恋愛の好きはときめきや外見が中心、結婚の好きは安心感・信頼・価値観の一致が中心です。結婚生活では後者の方がはるかに重要で、時間が経つほど「合う」の価値が増していきます。
Q. 仮交際中にときめかないのはなぜですか?
結婚相談所はプロフィールとお見合いから始まるシステム上の出会いのため、自然恋愛のようなドキドキが生まれにくい構造です。ときめきがないからといって、その相手が合わないとは限りません。
Q. カウンセラーに「好きになれない」と相談してもいいですか?
はい、むしろ積極的に相談すべきです。カウンセラーは多くの成婚事例を見ているため、客観的な視点から「あなたの場合は続けるべきか・終了すべきか」を一緒に考えてくれます。一人で悩まずプロの力を借りましょう。

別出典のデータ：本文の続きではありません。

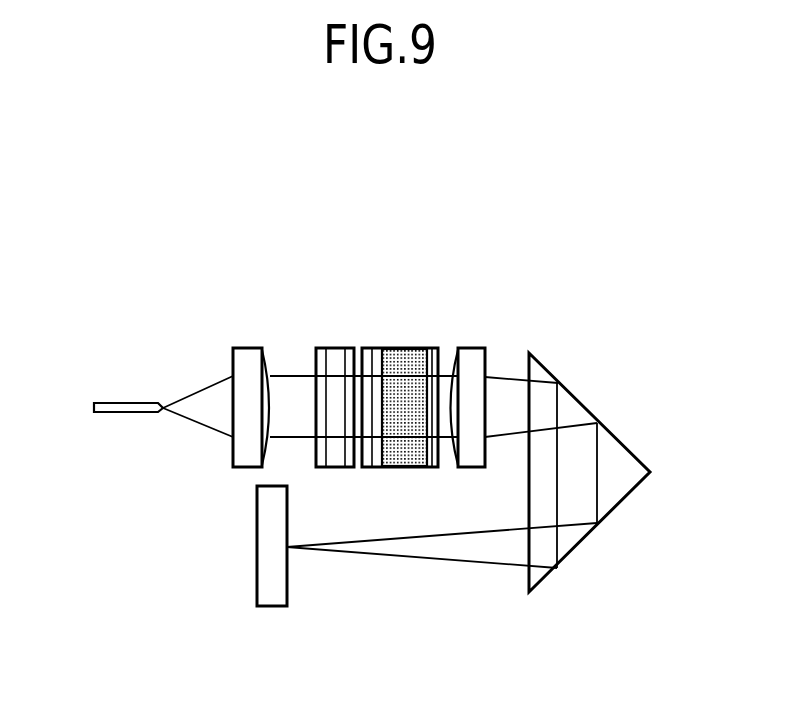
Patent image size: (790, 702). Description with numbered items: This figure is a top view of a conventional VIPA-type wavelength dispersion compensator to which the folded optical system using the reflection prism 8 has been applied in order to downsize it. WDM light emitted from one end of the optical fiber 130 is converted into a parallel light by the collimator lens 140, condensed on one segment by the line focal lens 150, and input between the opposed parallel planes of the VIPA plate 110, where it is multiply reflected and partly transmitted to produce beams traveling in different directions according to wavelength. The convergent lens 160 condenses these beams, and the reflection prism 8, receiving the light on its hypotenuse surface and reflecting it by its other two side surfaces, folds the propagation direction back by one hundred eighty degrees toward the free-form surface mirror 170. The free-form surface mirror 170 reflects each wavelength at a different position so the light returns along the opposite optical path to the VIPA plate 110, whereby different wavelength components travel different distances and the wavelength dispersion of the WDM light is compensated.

The reflection prism 8 is at (615, 432).
The VIPA plate 110 is at (402, 347).
The optical fiber 130 is at (126, 402).
The collimator lens 140 is at (247, 347).
The line focal lens 150 is at (337, 347).
The convergent lens 160 is at (473, 347).
The free-form surface mirror 170 is at (257, 557).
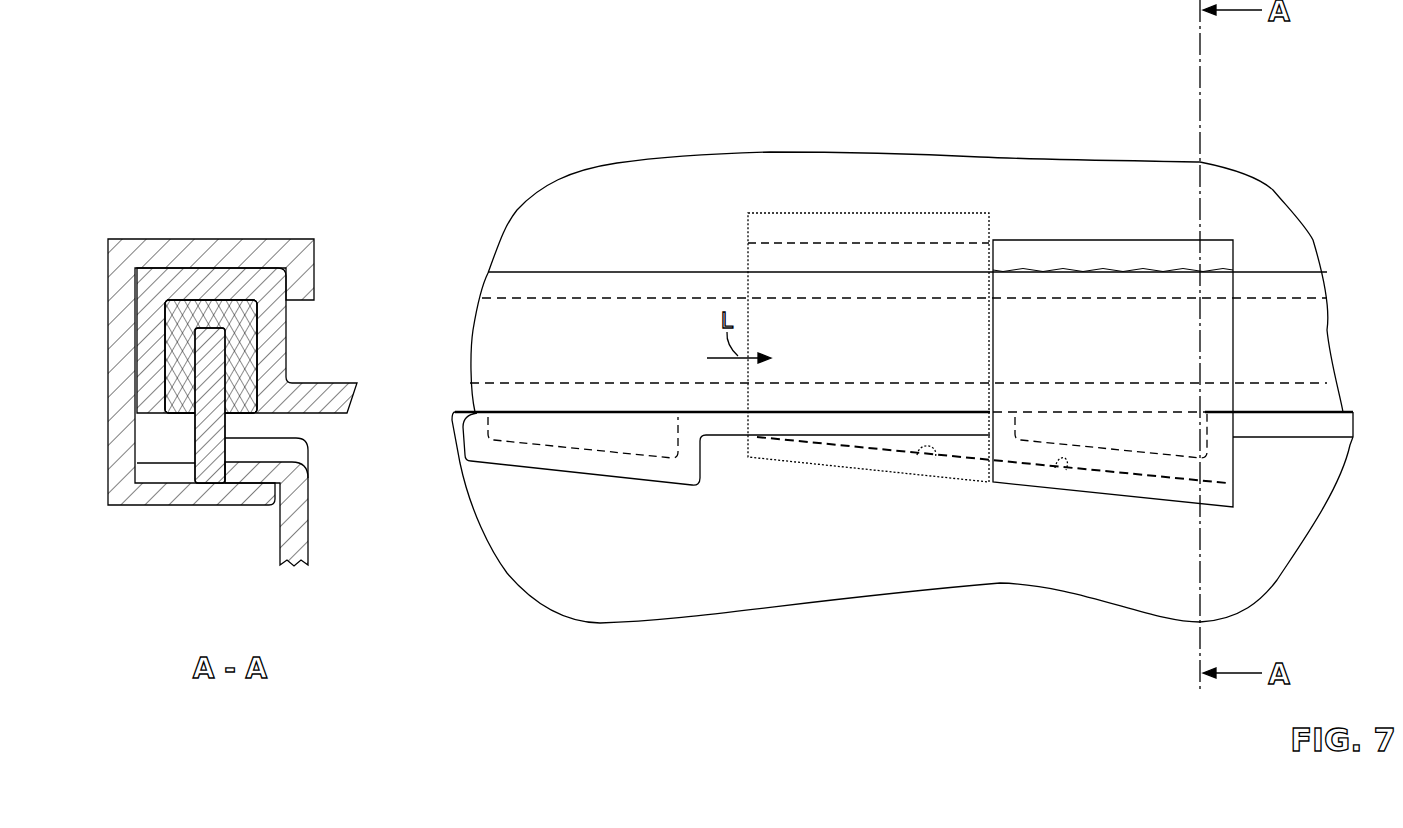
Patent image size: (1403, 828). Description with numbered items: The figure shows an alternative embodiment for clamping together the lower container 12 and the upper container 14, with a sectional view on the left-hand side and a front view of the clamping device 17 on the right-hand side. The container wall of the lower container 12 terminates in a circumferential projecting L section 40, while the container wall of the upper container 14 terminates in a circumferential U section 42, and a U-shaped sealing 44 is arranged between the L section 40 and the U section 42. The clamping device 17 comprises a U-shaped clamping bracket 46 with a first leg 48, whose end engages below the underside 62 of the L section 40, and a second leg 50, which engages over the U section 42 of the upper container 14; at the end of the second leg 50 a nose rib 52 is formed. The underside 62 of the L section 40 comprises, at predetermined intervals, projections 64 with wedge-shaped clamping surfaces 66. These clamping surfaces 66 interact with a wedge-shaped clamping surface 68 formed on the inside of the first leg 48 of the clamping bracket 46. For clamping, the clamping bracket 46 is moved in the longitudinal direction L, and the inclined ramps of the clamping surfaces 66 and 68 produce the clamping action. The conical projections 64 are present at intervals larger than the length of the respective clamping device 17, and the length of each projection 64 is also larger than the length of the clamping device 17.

The lower container 12 is at (300, 520).
The upper container 14 is at (342, 397).
The clamping device 17 is at (823, 180).
The L section 40 is at (213, 433).
The U section 42 is at (280, 348).
The U-shaped sealing 44 is at (180, 355).
The clamping bracket 46 is at (123, 310).
The first leg 48 is at (160, 500).
The second leg 50 is at (258, 250).
The nose rib 52 is at (318, 270).
The underside 62 is at (240, 477).
The projections 64 is at (665, 465).
The clamping surfaces 66 is at (620, 480).
The clamping surface 68 is at (175, 452).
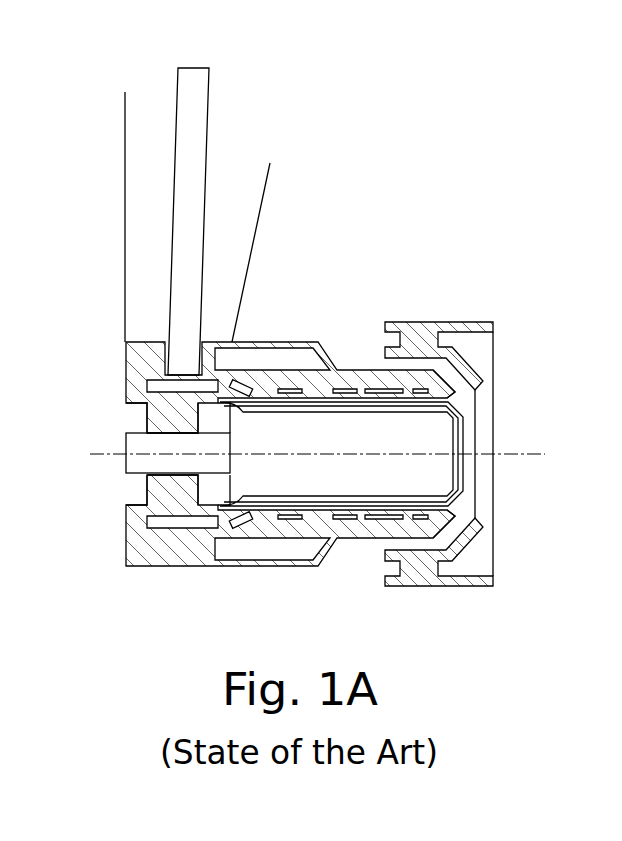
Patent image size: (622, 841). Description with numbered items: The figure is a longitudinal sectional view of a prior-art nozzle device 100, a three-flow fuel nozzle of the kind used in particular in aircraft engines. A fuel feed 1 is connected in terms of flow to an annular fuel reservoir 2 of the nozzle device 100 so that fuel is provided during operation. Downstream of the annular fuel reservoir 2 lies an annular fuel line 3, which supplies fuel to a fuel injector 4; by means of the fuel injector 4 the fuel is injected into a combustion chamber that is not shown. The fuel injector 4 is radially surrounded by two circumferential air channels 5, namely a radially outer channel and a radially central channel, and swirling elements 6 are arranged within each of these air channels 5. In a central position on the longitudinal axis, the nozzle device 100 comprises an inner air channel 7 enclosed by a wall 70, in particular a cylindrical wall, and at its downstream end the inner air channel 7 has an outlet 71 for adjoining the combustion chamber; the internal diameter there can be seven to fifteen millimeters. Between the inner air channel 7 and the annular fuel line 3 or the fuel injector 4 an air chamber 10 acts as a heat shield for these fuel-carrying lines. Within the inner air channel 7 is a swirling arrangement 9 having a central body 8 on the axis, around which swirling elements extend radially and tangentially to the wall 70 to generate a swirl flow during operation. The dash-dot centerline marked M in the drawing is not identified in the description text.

The fuel feed 1 is at (200, 106).
The annular fuel reservoir 2 is at (205, 382).
The annular fuel line 3 is at (375, 387).
The fuel injector 4 is at (457, 394).
The circumferential air channels 5 is at (458, 382).
The swirling elements 6 is at (437, 570).
The inner air channel 7 is at (140, 488).
The central body 8 is at (165, 450).
The swirling arrangement 9 is at (178, 498).
The air chamber 10 is at (333, 368).
The wall 70 is at (317, 408).
The outlet 71 is at (452, 429).
The nozzle device 100 is at (309, 408).
The center axis M is at (528, 457).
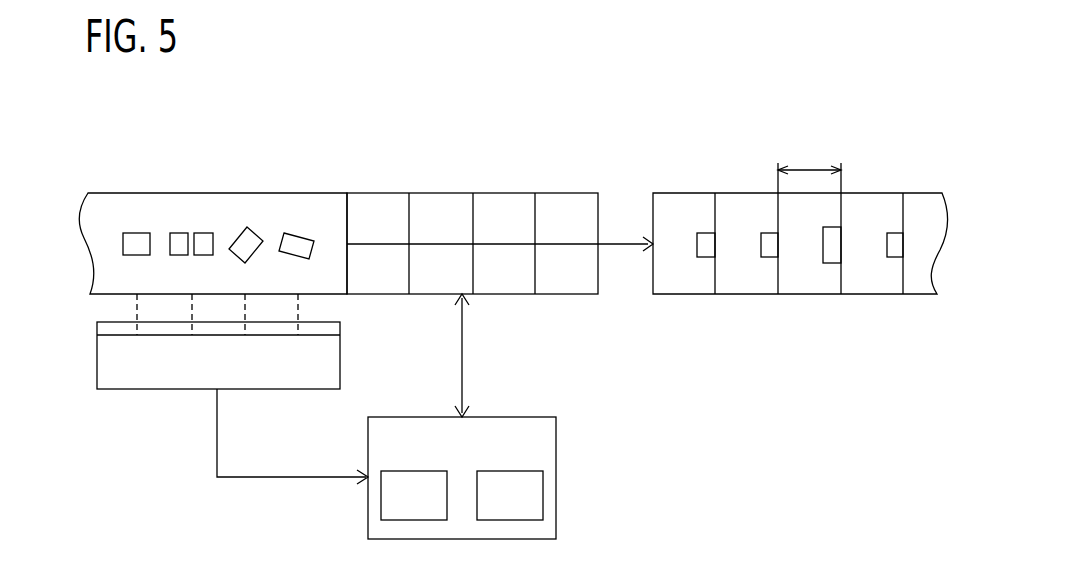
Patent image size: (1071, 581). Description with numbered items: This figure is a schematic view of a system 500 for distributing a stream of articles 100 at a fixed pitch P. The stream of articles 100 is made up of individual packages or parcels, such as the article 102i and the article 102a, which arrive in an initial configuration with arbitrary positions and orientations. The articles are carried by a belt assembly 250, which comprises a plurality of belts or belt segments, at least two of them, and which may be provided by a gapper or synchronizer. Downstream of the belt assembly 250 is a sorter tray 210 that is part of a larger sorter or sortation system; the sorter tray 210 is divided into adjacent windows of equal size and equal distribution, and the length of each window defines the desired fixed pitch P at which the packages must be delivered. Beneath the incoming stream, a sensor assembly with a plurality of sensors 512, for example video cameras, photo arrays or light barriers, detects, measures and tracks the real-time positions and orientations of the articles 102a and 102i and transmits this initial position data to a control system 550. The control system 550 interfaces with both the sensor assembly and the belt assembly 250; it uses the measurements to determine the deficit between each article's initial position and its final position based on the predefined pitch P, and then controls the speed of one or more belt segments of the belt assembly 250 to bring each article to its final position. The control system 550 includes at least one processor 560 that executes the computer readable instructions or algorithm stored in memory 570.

The system 500 is at (598, 107).
The stream of articles 100 is at (207, 190).
The article 102i is at (137, 232).
The article 102a is at (300, 232).
The belt assembly 250 is at (455, 192).
The sorter tray 210 is at (733, 190).
The fixed pitch P is at (809, 167).
The sensors 512 is at (112, 330).
The control system 550 is at (500, 478).
The processor 560 is at (414, 495).
The memory 570 is at (510, 495).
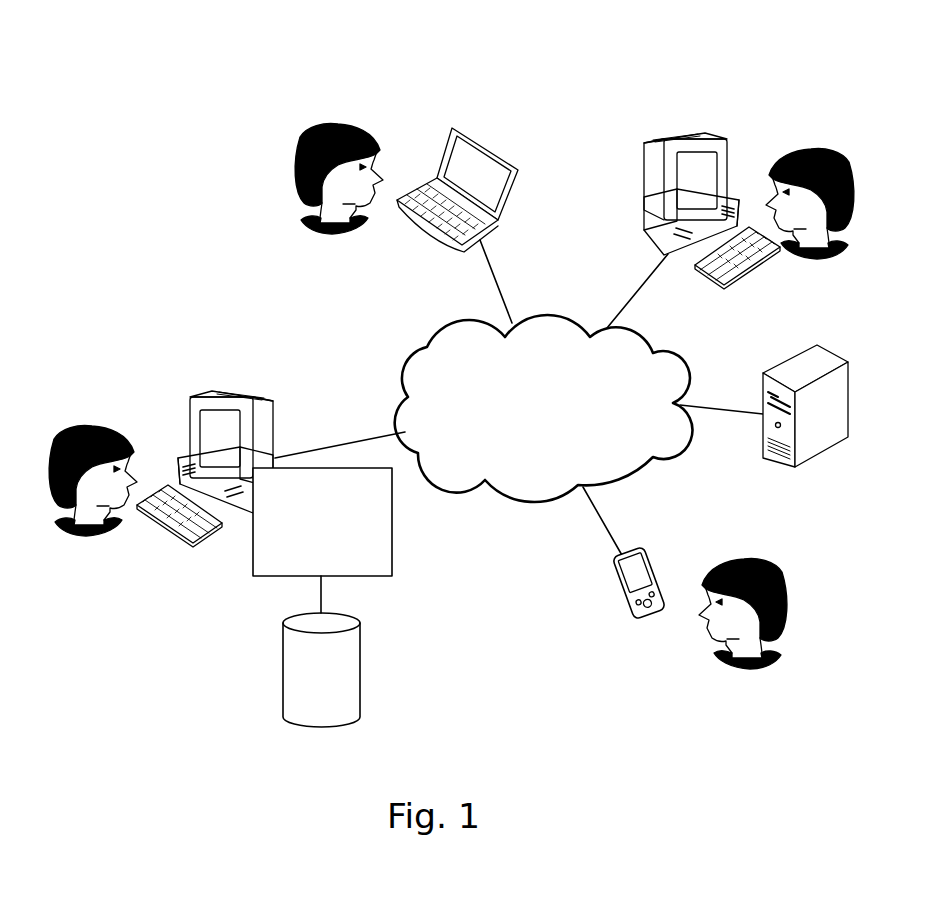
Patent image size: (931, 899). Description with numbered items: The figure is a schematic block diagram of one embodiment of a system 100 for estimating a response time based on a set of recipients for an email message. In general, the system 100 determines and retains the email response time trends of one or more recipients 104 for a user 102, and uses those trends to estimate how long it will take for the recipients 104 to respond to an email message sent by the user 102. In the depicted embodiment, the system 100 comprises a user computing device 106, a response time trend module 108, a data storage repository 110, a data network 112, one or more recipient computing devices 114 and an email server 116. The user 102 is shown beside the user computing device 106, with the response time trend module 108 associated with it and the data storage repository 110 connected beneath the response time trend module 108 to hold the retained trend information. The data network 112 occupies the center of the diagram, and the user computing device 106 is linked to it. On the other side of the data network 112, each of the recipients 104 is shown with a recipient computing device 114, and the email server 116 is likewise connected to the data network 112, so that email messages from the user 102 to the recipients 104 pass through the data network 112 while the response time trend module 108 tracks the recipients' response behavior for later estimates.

The system 100 is at (97, 55).
The user 102 is at (108, 577).
The recipient 104 is at (355, 282).
The user computing device 106 is at (192, 452).
The response time trend module 108 is at (340, 568).
The data storage repository 110 is at (339, 710).
The data network 112 is at (562, 431).
The recipient computing device 114 is at (440, 187).
The email server 116 is at (790, 370).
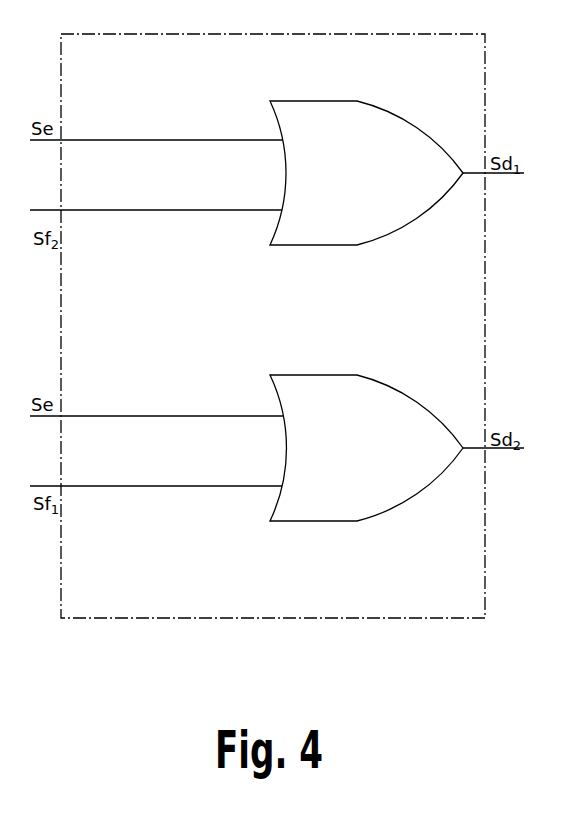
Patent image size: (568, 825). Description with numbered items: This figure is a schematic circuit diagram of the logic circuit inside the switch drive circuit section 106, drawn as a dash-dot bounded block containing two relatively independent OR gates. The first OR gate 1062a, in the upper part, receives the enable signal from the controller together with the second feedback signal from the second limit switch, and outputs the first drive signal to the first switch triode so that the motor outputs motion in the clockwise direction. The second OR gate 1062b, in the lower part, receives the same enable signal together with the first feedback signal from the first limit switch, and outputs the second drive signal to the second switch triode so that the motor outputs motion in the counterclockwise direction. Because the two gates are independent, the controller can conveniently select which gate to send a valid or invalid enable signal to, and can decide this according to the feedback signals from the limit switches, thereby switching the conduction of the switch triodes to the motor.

The switch drive circuit section 106 is at (452, 76).
The first OR gate 1062a is at (355, 245).
The second OR gate 1062b is at (355, 521).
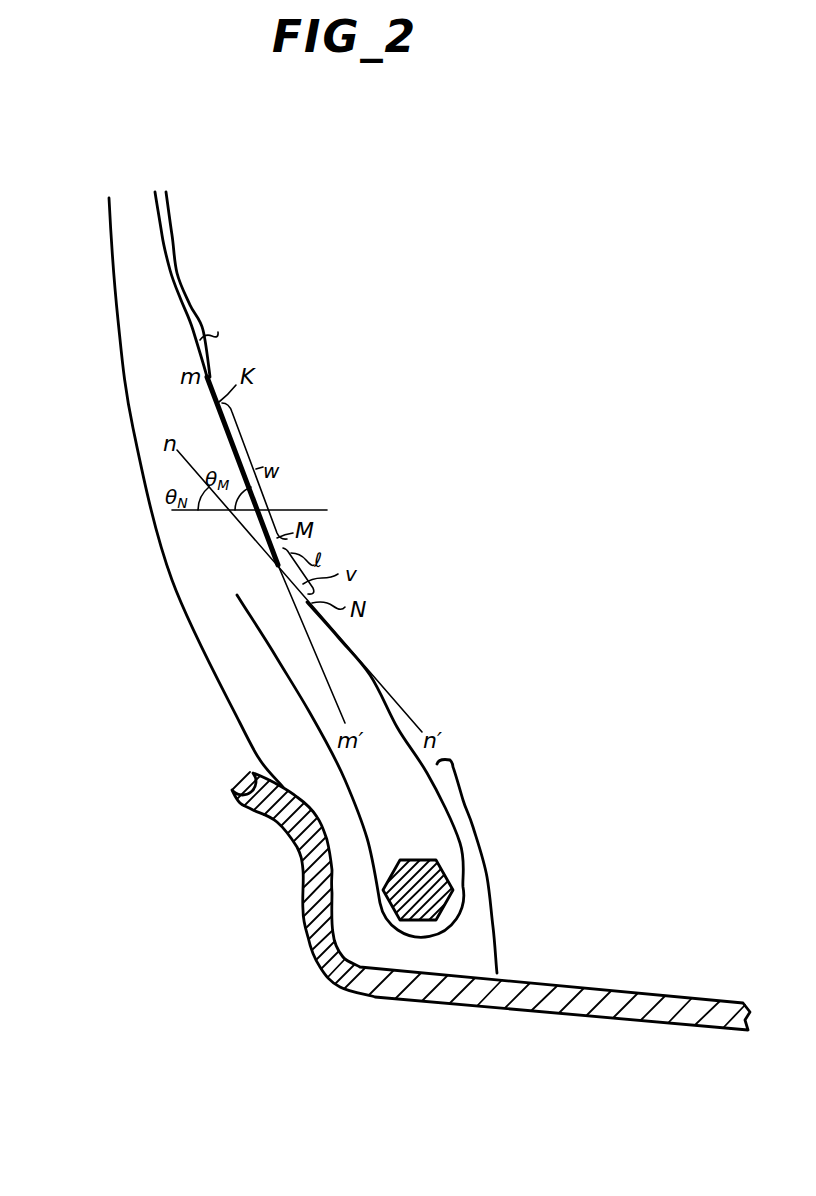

Q. 好きになれないまま真剣交際に進んでも大丈夫ですか?
「嫌ではない」「一緒にいて心地よい」と感じるなら、真剣交際に進む価値はあります。真剣交際で1対1になることで、好意が深まるケースは少なくありません。
次に読むべき記事
- 仮交際の基本ルール — 仮交際の進め方を再確認
- 仮交際がうまくいかない原因と改善策 — 原因を特定して改善したい方へ
- 仮交際の男性心理 — 相手の本気度を見極める方法
まとめ
仮交際で「好きになれない」と悩んだ時に覚えておきたいポイントをまとめます。
- 好きになれないのは普通。成婚者の多くが同じ悩みを経験している
- 恋愛の「好き」と結婚の「好き」は別物。「居心地の良さ」「価値観の一致」に目を向ける
- 最低3〜5回は会ってから判断。長時間デートで印象が変わることも多い
- 生理的な嫌悪感や義務感がある場合は終了を検討。無理は禁物
- 迷ったらカウンセラーに相談。一人で抱え込まないことが大切
「好きになれない=即終了」ではありません。まずは自分の気持ちを整理し、判断フローチャートで状況を確認してみてください。あなたに合った判断ができれば、仮交際は成婚への大きな一歩になります。